66°F
weather icon Clear

Water authority has 30,000 square feet of space for rent in Molasky building

The agency that supplies water to roughly 2 million residents and 40 milllion annual visitors will now try its hand as landlord.

The Southern Nevada Water Authority has taken on its first tenant and plans to lease more unused space at its downtown headquarters.

The valley's wholesale water supplier has about 30,000 square feet of vacant office space scattered throughout the five floors it owns in the Molasky Corporate Center, a 14-story office complex at the corner of City Parkway and Ogden Avenue, southwest of the Spaghetti Bowl.

"I would venture to say that as much of that space as we can lease we will lease," water authority general manager Pat Mulroy said.

The authority also leases two other floors for a total of about 182,000 square feet in the building. All of the floors are at least partially occupied by staff members from the authority and its largest member utility, the Las Vegas Valley Water District.

When the deal was struck in 2004, the authority intentionally secured more space in the building than it needed because the agency was growing along with the rest of the community, Mulroy said.

With the benefit of hindsight, she said, the authority probably shouldn't have bought or leased as many floors as it did.

"But sitting in 2004 who knew 2008 was going to happen?" Mulroy said, referring to the region's economic collapse.

Last week, authority board members approved the first lease of vacant office space in the Molasky building - 3,000 square feet to the firm of Faiss Foley Warren. The deal will bring in about $72,000 a year.

"It's a step in the right direction," said Clark County Commissioner Steve Sisolak, who serves on the water authority board and pushed for the agency to lease its extra office space.

But outspoken water authority critic Ed Uehling trashed the two-year lease, calling it a sweetheart deal for a private company. Whoever drew it up should be fired, he said.

"To me, this lease is criminal, and it is made to a very juiced-in law firm in this valley," he said.

Faiss Foley Warren specializes in public relations and government affairs.

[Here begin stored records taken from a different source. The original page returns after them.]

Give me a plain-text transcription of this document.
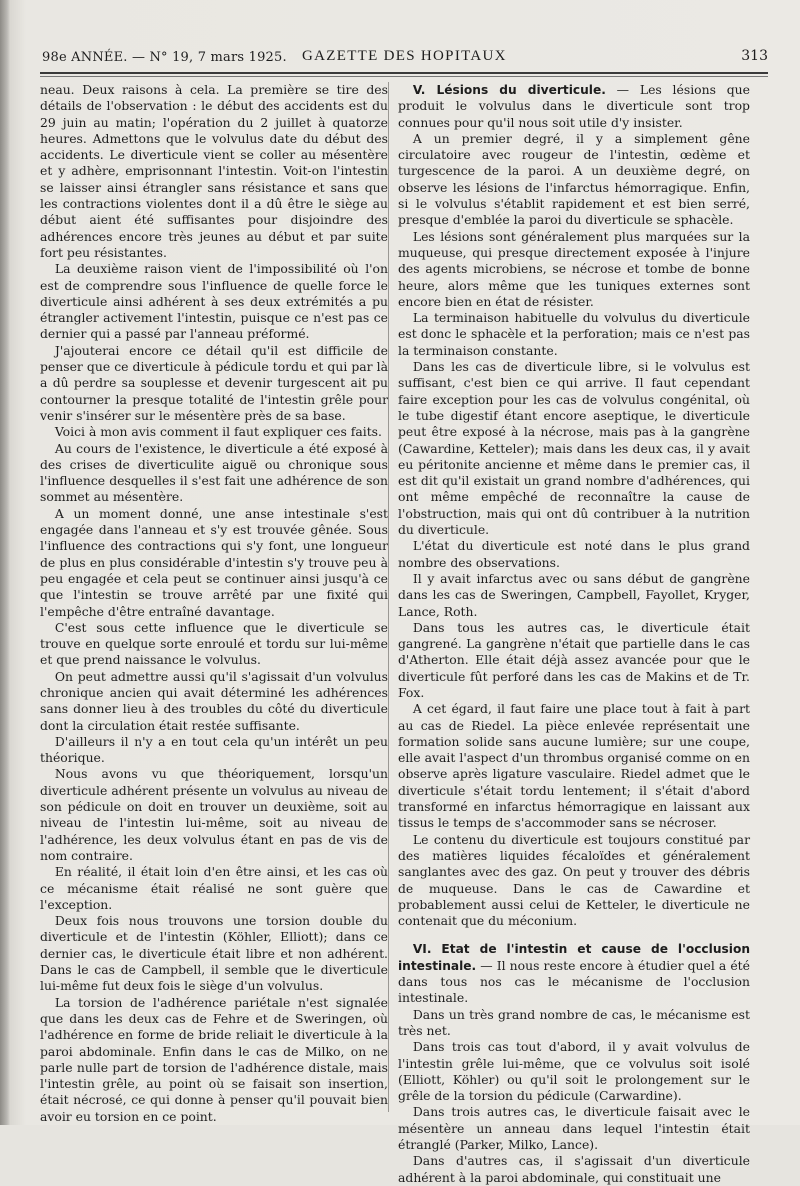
98e ANNÉE. — N° 19, 7 mars 1925. GAZETTE DES HOPITAUX	313

neau. Deux raisons à cela. La première se tire des détails de l'observation : le début des accidents est du 29 juin au matin; l'opération du 2 juillet à quatorze heures. Admettons que le volvulus date du début des accidents. Le diverticule vient se coller au mésentère et y adhère, emprisonnant l'intestin. Voit-on l'intestin se laisser ainsi étrangler sans résistance et sans que les contractions violentes dont il a dû être le siège au début aient été suffisantes pour disjoindre des adhérences encore très jeunes au début et par suite fort peu résistantes.

La deuxième raison vient de l'impossibilité où l'on est de comprendre sous l'influence de quelle force le diverticule ainsi adhérent à ses deux extrémités a pu étrangler activement l'intestin, puisque ce n'est pas ce dernier qui a passé par l'anneau préformé.

J'ajouterai encore ce détail qu'il est difficile de penser que ce diverticule à pédicule tordu et qui par là a dû perdre sa souplesse et devenir turgescent ait pu contourner la presque totalité de l'intestin grêle pour venir s'insérer sur le mésentère près de sa base.

Voici à mon avis comment il faut expliquer ces faits.

Au cours de l'existence, le diverticule a été exposé à des crises de diverticulite aiguë ou chronique sous l'influence desquelles il s'est fait une adhérence de son sommet au mésentère.

A un moment donné, une anse intestinale s'est engagée dans l'anneau et s'y est trouvée gênée. Sous l'influence des contractions qui s'y font, une longueur de plus en plus considérable d'intestin s'y trouve peu à peu engagée et cela peut se continuer ainsi jusqu'à ce que l'intestin se trouve arrêté par une fixité qui l'empêche d'être entraîné davantage.

C'est sous cette influence que le diverticule se trouve en quelque sorte enroulé et tordu sur lui-même et que prend naissance le volvulus.

On peut admettre aussi qu'il s'agissait d'un volvulus chronique ancien qui avait déterminé les adhérences sans donner lieu à des troubles du côté du diverticule dont la circulation était restée suffisante.

D'ailleurs il n'y a en tout cela qu'un intérêt un peu théorique.

Nous avons vu que théoriquement, lorsqu'un diverticule adhérent présente un volvulus au niveau de son pédicule on doit en trouver un deuxième, soit au niveau de l'intestin lui-même, soit au niveau de l'adhérence, les deux volvulus étant en pas de vis de nom contraire.

En réalité, il était loin d'en être ainsi, et les cas où ce mécanisme était réalisé ne sont guère que l'exception.

Deux fois nous trouvons une torsion double du diverticule et de l'intestin (Köhler, Elliott); dans ce dernier cas, le diverticule était libre et non adhérent. Dans le cas de Campbell, il semble que le diverticule lui-même fut deux fois le siège d'un volvulus.

La torsion de l'adhérence pariétale n'est signalée que dans les deux cas de Fehre et de Sweringen, où l'adhérence en forme de bride reliait le diverticule à la paroi abdominale. Enfin dans le cas de Milko, on ne parle nulle part de torsion de l'adhérence distale, mais l'intestin grêle, au point où se faisait son insertion, était nécrosé, ce qui donne à penser qu'il pouvait bien avoir eu torsion en ce point.

V. Lésions du diverticule. — Les lésions que produit le volvulus dans le diverticule sont trop connues pour qu'il nous soit utile d'y insister.

A un premier degré, il y a simplement gêne circulatoire avec rougeur de l'intestin, œdème et turgescence de la paroi. A un deuxième degré, on observe les lésions de l'infarctus hémorragique. Enfin, si le volvulus s'établit rapidement et est bien serré, presque d'emblée la paroi du diverticule se sphacèle.

Les lésions sont généralement plus marquées sur la muqueuse, qui presque directement exposée à l'injure des agents microbiens, se nécrose et tombe de bonne heure, alors même que les tuniques externes sont encore bien en état de résister.

La terminaison habituelle du volvulus du diverticule est donc le sphacèle et la perforation; mais ce n'est pas la terminaison constante.

Dans les cas de diverticule libre, si le volvulus est suffisant, c'est bien ce qui arrive. Il faut cependant faire exception pour les cas de volvulus congénital, où le tube digestif étant encore aseptique, le diverticule peut être exposé à la nécrose, mais pas à la gangrène (Cawardine, Ketteler); mais dans les deux cas, il y avait eu péritonite ancienne et même dans le premier cas, il est dit qu'il existait un grand nombre d'adhérences, qui ont même empêché de reconnaître la cause de l'obstruction, mais qui ont dû contribuer à la nutrition du diverticule.

L'état du diverticule est noté dans le plus grand nombre des observations.

Il y avait infarctus avec ou sans début de gangrène dans les cas de Sweringen, Campbell, Fayollet, Kryger, Lance, Roth.

Dans tous les autres cas, le diverticule était gangrené. La gangrène n'était que partielle dans le cas d'Atherton. Elle était déjà assez avancée pour que le diverticule fût perforé dans les cas de Makins et de Tr. Fox.

A cet égard, il faut faire une place tout à fait à part au cas de Riedel. La pièce enlevée représentait une formation solide sans aucune lumière; sur une coupe, elle avait l'aspect d'un thrombus organisé comme on en observe après ligature vasculaire. Riedel admet que le diverticule s'était tordu lentement; il s'était d'abord transformé en infarctus hémorragique en laissant aux tissus le temps de s'accommoder sans se nécroser.

Le contenu du diverticule est toujours constitué par des matières liquides fécaloïdes et généralement sanglantes avec des gaz. On peut y trouver des débris de muqueuse. Dans le cas de Cawardine et probablement aussi celui de Ketteler, le diverticule ne contenait que du méconium.

VI. Etat de l'intestin et cause de l'occlusion intestinale. — Il nous reste encore à étudier quel a été dans tous nos cas le mécanisme de l'occlusion intestinale.

Dans un très grand nombre de cas, le mécanisme est très net.

Dans trois cas tout d'abord, il y avait volvulus de l'intestin grêle lui-même, que ce volvulus soit isolé (Elliott, Köhler) ou qu'il soit le prolongement sur le grêle de la torsion du pédicule (Carwardine).

Dans trois autres cas, le diverticule faisait avec le mésentère un anneau dans lequel l'intestin était étranglé (Parker, Milko, Lance).

Dans d'autres cas, il s'agissait d'un diverticule adhérent à la paroi abdominale, qui constituait une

The firm is under contract with the authority to market the agency's water-smart landscaping program.

Mulroy said Faiss Foley Warren did not get a special deal on its lease because of its business relationship with the authority, nor will being a tenant give the firm a leg up on future consulting contracts.

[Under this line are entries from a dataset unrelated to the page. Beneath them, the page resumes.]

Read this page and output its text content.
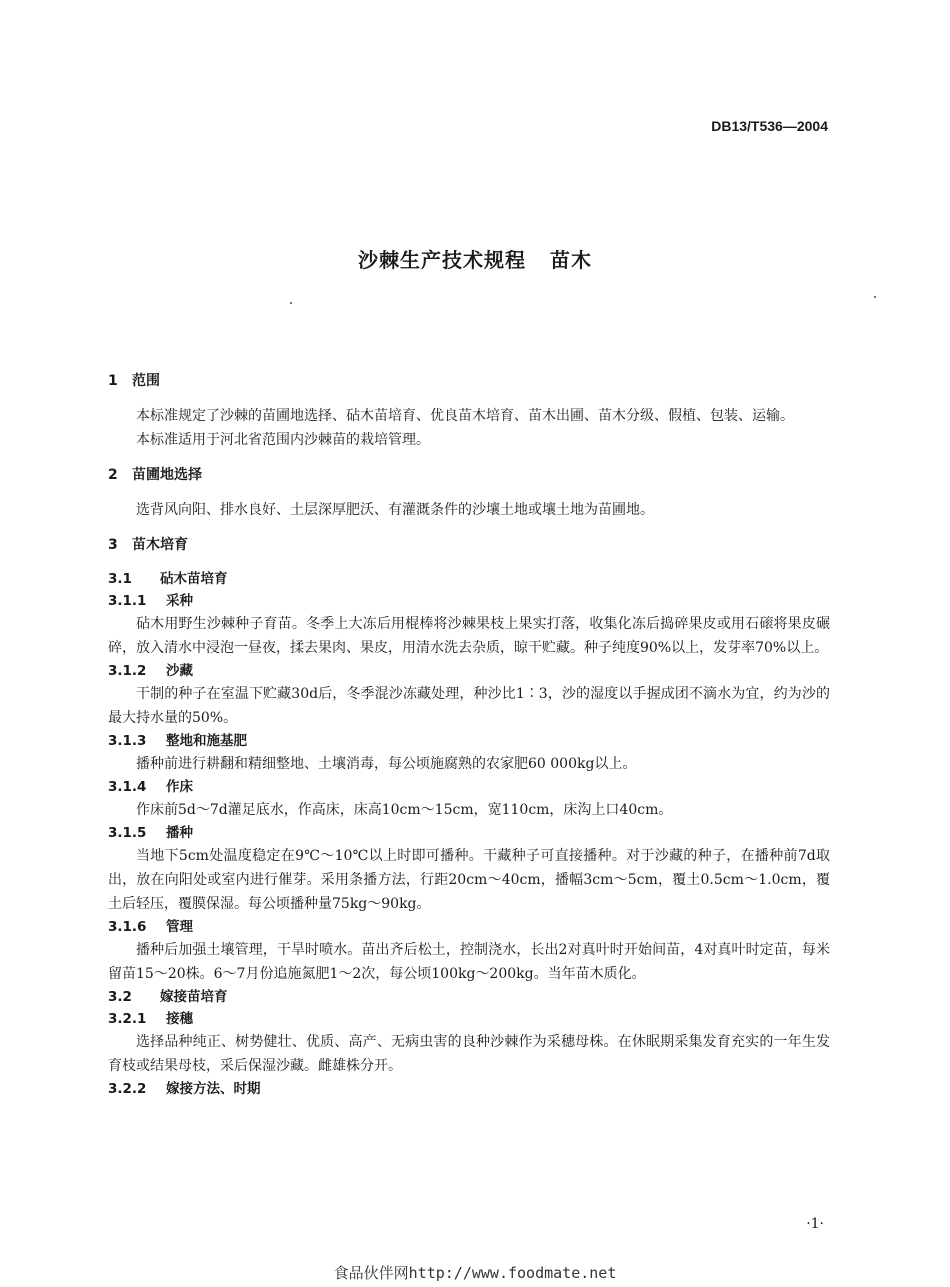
DB13/T536—2004
沙棘生产技术规程 苗木
1 范围

本标准规定了沙棘的苗圃地选择、砧木苗培育、优良苗木培育、苗木出圃、苗木分级、假植、包装、运输。

本标准适用于河北省范围内沙棘苗的栽培管理。

2 苗圃地选择

选背风向阳、排水良好、土层深厚肥沃、有灌溉条件的沙壤土地或壤土地为苗圃地。

3 苗木培育
3.1 砧木苗培育
3.1.1 采种

砧木用野生沙棘种子育苗。冬季上大冻后用棍棒将沙棘果枝上果实打落，收集化冻后捣碎果皮或用石磙将果皮碾碎，放入清水中浸泡一昼夜，揉去果肉、果皮，用清水洗去杂质，晾干贮藏。种子纯度90%以上，发芽率70%以上。

3.1.2 沙藏

干制的种子在室温下贮藏30d后，冬季混沙冻藏处理，种沙比1∶3，沙的湿度以手握成团不滴水为宜，约为沙的最大持水量的50%。

3.1.3 整地和施基肥

播种前进行耕翻和精细整地、土壤消毒，每公顷施腐熟的农家肥60 000kg以上。

3.1.4 作床

作床前5d～7d灌足底水，作高床，床高10cm～15cm，宽110cm，床沟上口40cm。

3.1.5 播种

当地下5cm处温度稳定在9℃～10℃以上时即可播种。干藏种子可直接播种。对于沙藏的种子，在播种前7d取出，放在向阳处或室内进行催芽。采用条播方法，行距20cm～40cm，播幅3cm～5cm，覆土0.5cm～1.0cm，覆土后轻压，覆膜保湿。每公顷播种量75kg～90kg。

3.1.6 管理

播种后加强土壤管理，干旱时喷水。苗出齐后松土，控制浇水，长出2对真叶时开始间苗，4对真叶时定苗，每米留苗15～20株。6～7月份追施氮肥1～2次，每公顷100kg～200kg。当年苗木质化。

3.2 嫁接苗培育
3.2.1 接穗

选择品种纯正、树势健壮、优质、高产、无病虫害的良种沙棘作为采穗母株。在休眠期采集发育充实的一年生发育枝或结果母枝，采后保湿沙藏。雌雄株分开。

3.2.2 嫁接方法、时期
·1·
食品伙伴网http://www.foodmate.net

The roughly $2 per square foot the firm will pay "reflects the going rate for space in office buildings in today's market," Mulroy said.

She added that the lease price does not include janitorial services.

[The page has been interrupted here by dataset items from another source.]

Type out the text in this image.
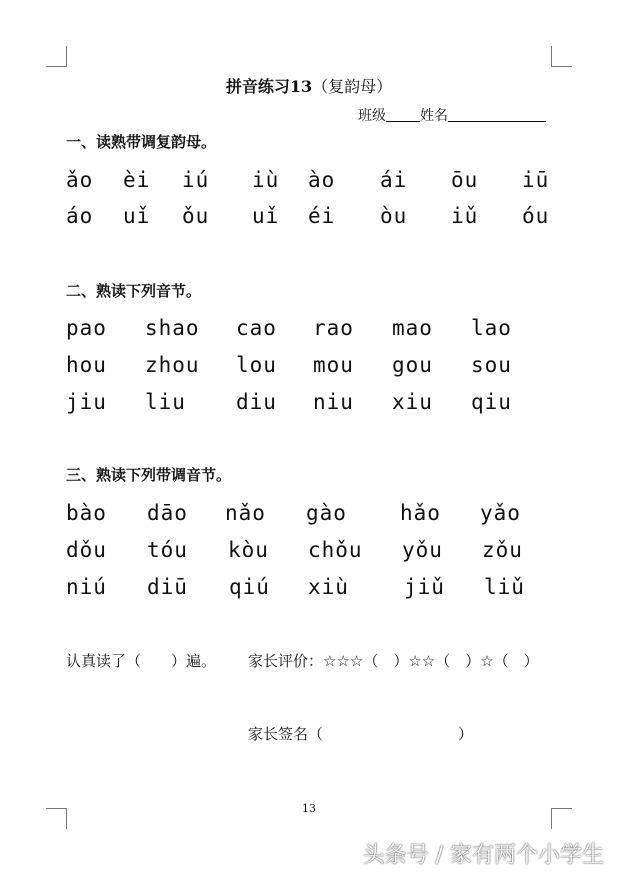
拼音练习13（复韵母）
班级 姓名
一、读熟带调复韵母。
ǎo èi iú iù ào ái ōu iū
áo uǐ ǒu uǐ éi òu iǔ óu
二、熟读下列音节。
pao shao cao rao mao lao
hou zhou lou mou gou sou
jiu liu diu niu xiu qiu
三、熟读下列带调音节。
bào dāo nǎo gào	hǎo yǎo
dǒu tóu kòu chǒu yǒu zǒu
niú diū qiú xiù	jiǔ liǔ
认真读了（　　）遍。 家长评价：☆☆☆（　）☆☆（　）☆（　）
家长签名（　　　　　　　　　）
13
头条号 / 家有两个小学生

Market analyst Brian Gordon couldn't speak to the specifics of the lease, but he said current conditions are tilted squarely in favor of tenants.

"The office market is struggling to find a bottom," said Gordon, a principal at the research firm Applied Analysis. "Absolutely it's a renter's market."

It's a simple matter of too much supply and not enough demand. The vacancy rate for commercial space valleywide stands at an all-time high of more than 25 percent, and the rate for professional office space is even higher at nearly 28 percent, Gordon said.

That said, the authority's first lease for vacant space in the Molasky building appears to be well below the going rate for high-end office space downtown, which now sits at about $2.64 per square foot.

Gordon noted, however, that the $2.64 figure includes janitorial and other services and represents the average asking price, not the final price currently being negotiated in this tenant-friendly market.

For the two floors it leases in the Molasky Corporate Center, the water authority is locked into 2004 prices ranging from $2.90 to $3.15 per square foot.

The authority charges the water district $2.12 per square foot for the space it leases in the Molasky building.

The authority entered into its current 20-year, lease-purchase agreement with the Molasky Group in 2004, before the building was constructed.

A few months after the building opened in 2007, authority officials decided to buy five of the seven floors they were leasing, claiming the move would save the agency about $1.9 million annually over the next 20 years.

At the time, Molasky Group officials said they were taking a bath on the deal because the building wound up costing considerably more than expected. As a result, the authority paid a guaranteed price of $34.6 million for five floors that cost about $50 million to build, company officials said.